According to the report, the overall silver supply to the market was lower, led by the continued weakness in silver scrap sales. Last year’s supply and demand scenario led to the third consecutive yearly silver market deficit, reaching 129.8-million ounces, more than 60% larger than 2014 and the third largest on record.
GFMS stated that an extremely challenging year for nearly all commodities, along with a continued slowdown in Chinese economic growth and a stronger US dollar, led to a lower average silver price of $15.68/oz in 2015. However, analysts advised that this lower price environment had in fact helped boost physical demand, particularly as long-term investors viewed lower prices as key entry points, in expectation of future price appreciation.
Silver spot prices had appreciated 23% since the start of the year, to trade at $17.41/oz on Thursday.
METAL DEMAND
GFMS advised that, globally, silver jewellery fabrication increased for the third consecutive year to 226.5-million ounces. This increase was mainly attributable to a significant 16% rise from both India and Thailand, while North America posted a 5% yearly increase.
Analysts advised that these gains were partially offset by a sizeable contraction in Chinese jewellery offtake. Total silverware fabrication enjoyed its third successive yearly rise to an estimated 62.9-million ounces – a ten-year high.
The largest component of physical silver demand, industrial applications, which accounted for 50% of total physical silver demand last year, was 4% lower, totalling 588.7-million ounces. This drop was mainly attributed to weaker fabrication demand in developing countries and a stagnant global economy.
On a regional basis, modest increases in industrial demand were posted in the US and Japan, the second- and third-largest sources of industrial demand, respectively. GFMS advised that electrical and electronics use declined by 10% last year to 246.7-million ounces, owing to slower economic growth in developing countries and the continued weakness in computer sales.

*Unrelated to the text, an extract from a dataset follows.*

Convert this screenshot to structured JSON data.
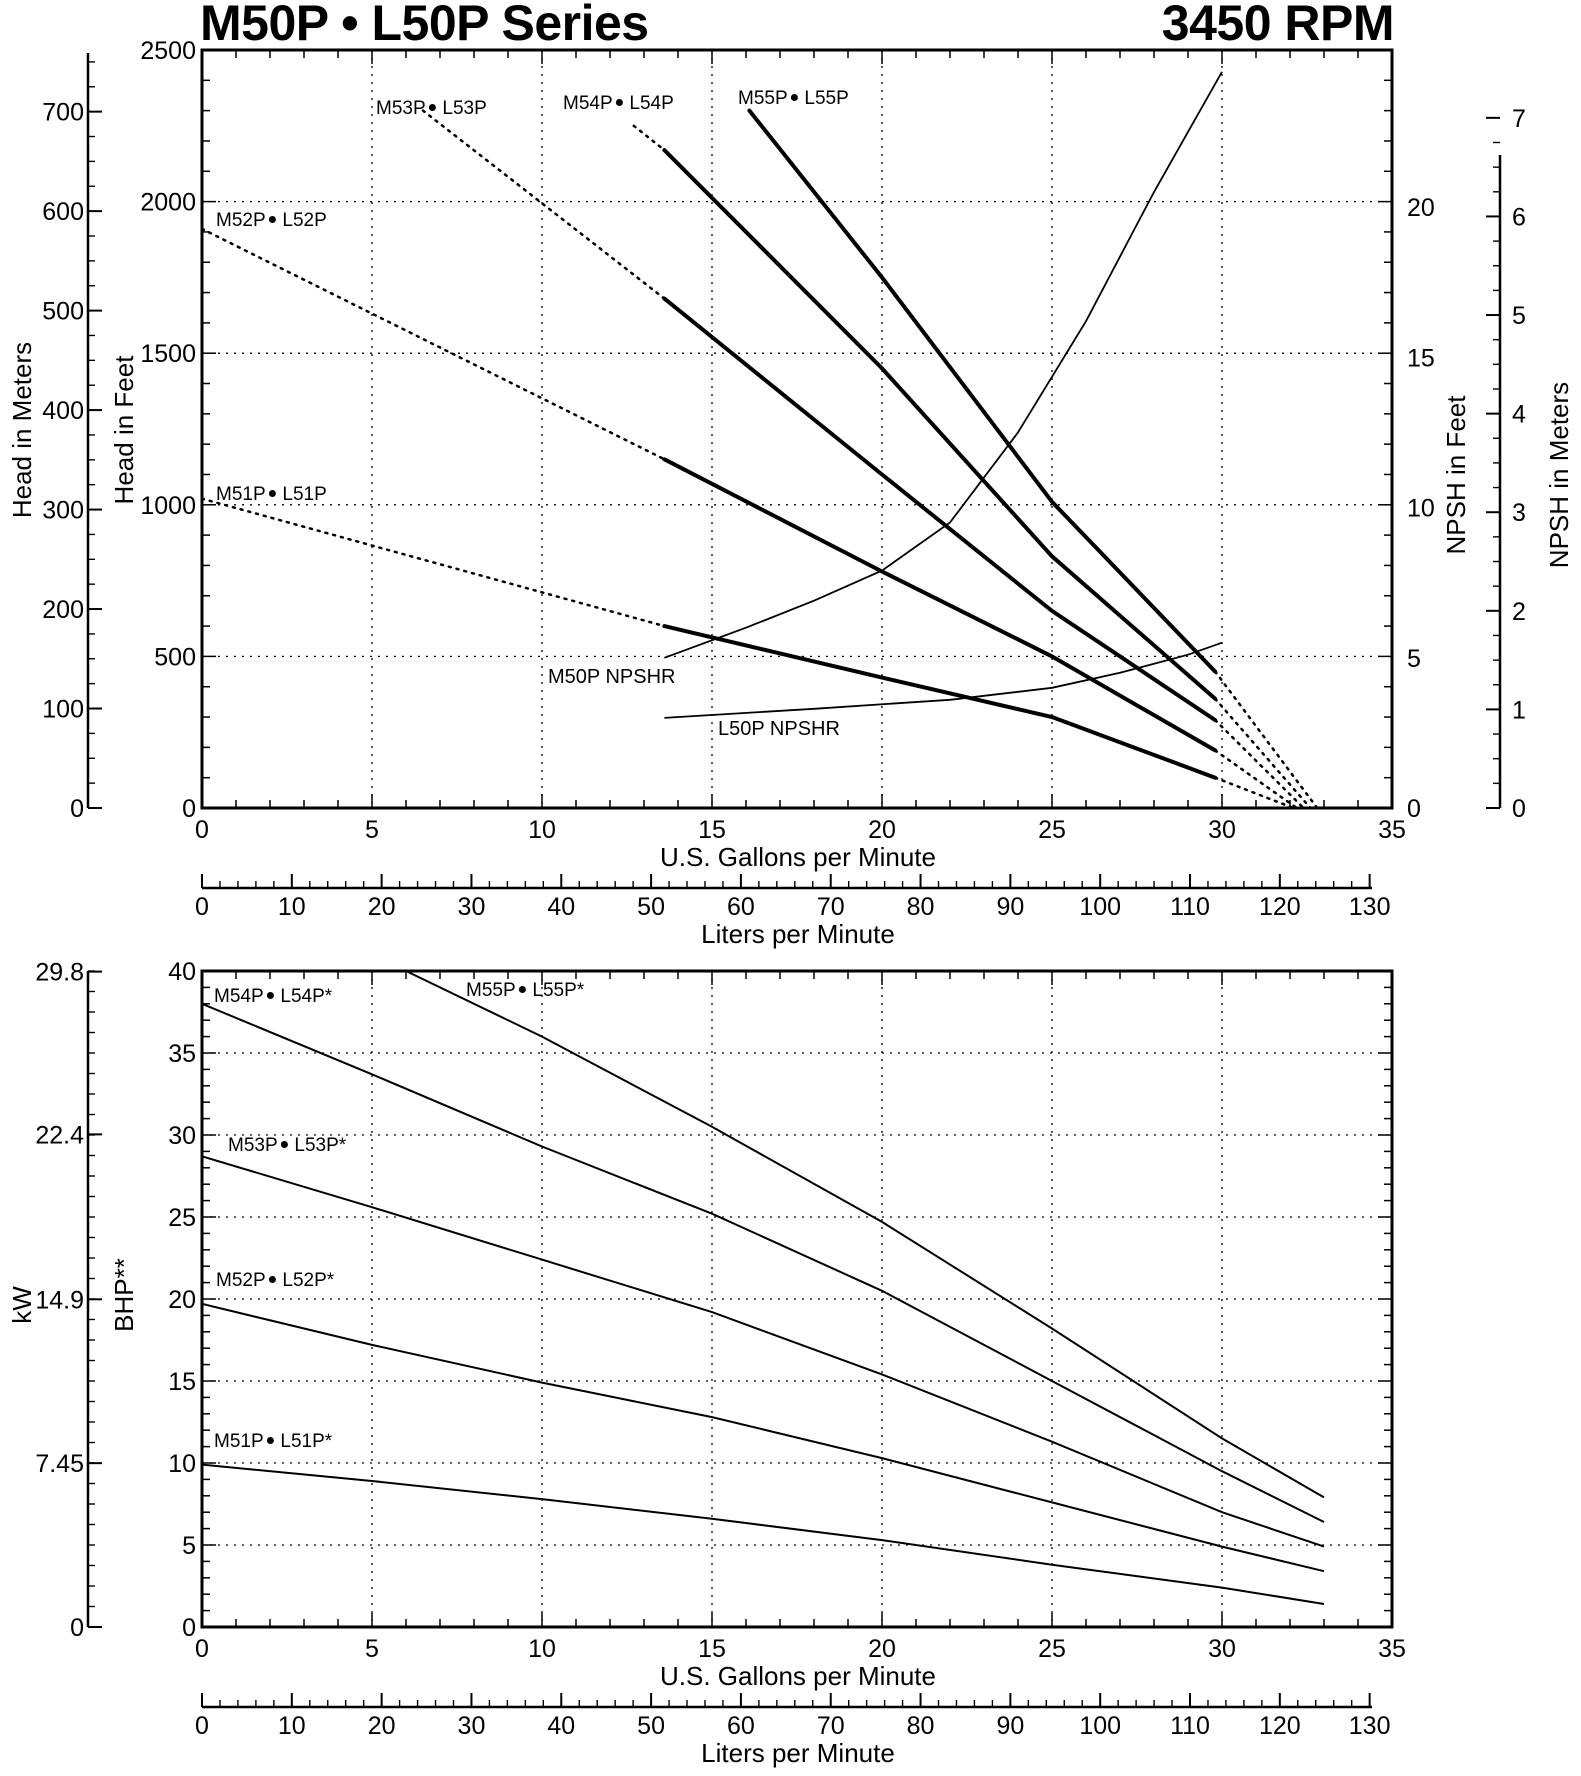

Silver demand for PV applications rose 23% in 2015 to 77.6-million ounces, marking the second consecutive year of increases in this sector, driven by strong growth in Chinese solar panel installations.
Silver’s use in brazing alloys and solders fell by five-million ounces and photography demand slid by 4% last year. The pace of decline in photography slowed considerably, to its lowest rate since 2004, as digital technology in the photography industry approached maturity.
Meanwhile, identifiable investment demand, which included physical bar investment, coins and medals, as well as exchange-traded product build, climbed 16% to a near record high in 2015. Silver coin and bar investment surged 24% to reach 292.3-million ounces, the highest yearly demand level in GFMS’s records, overtaking the previous high in 2013.
SUPPLY TRENDS
GFMS stated that global silver mine production growth slowed to 2% in 2015 and reached a record 886.7-million ounces.
The mine production growth was attributable to stronger output in Peru, Argentina, Russia and India, while Canada, Australia and China had lower mine output, with China reducing output by 3%. Primary silver mine production grew 5%, and accounted for 30% of global silver mine supply. The overall slowdown in mine production last year was expected to continue.
GFMS analysts advised that primary silver co-product cash costs plus capital expenditures (capex) fell by 11% to $11.74/oz. This drop was driven by weaker local currencies, aggressively lower capex, and lower fuel prices. The producer silver hedge book grew by 7.8-million ounces in 2015, as fresh hedging more than offset maturing contracts, according to the report.
Scrap supply was significantly down by 13% at 146.1-million ounces, the lowest volume level recorded since 1992 and the fourth consecutive year of decline. Behind the decline were fewer collectors active in the market and some holding back material awaiting higher prices. Government sales of silver were again essentially nonexistent, analysts noted.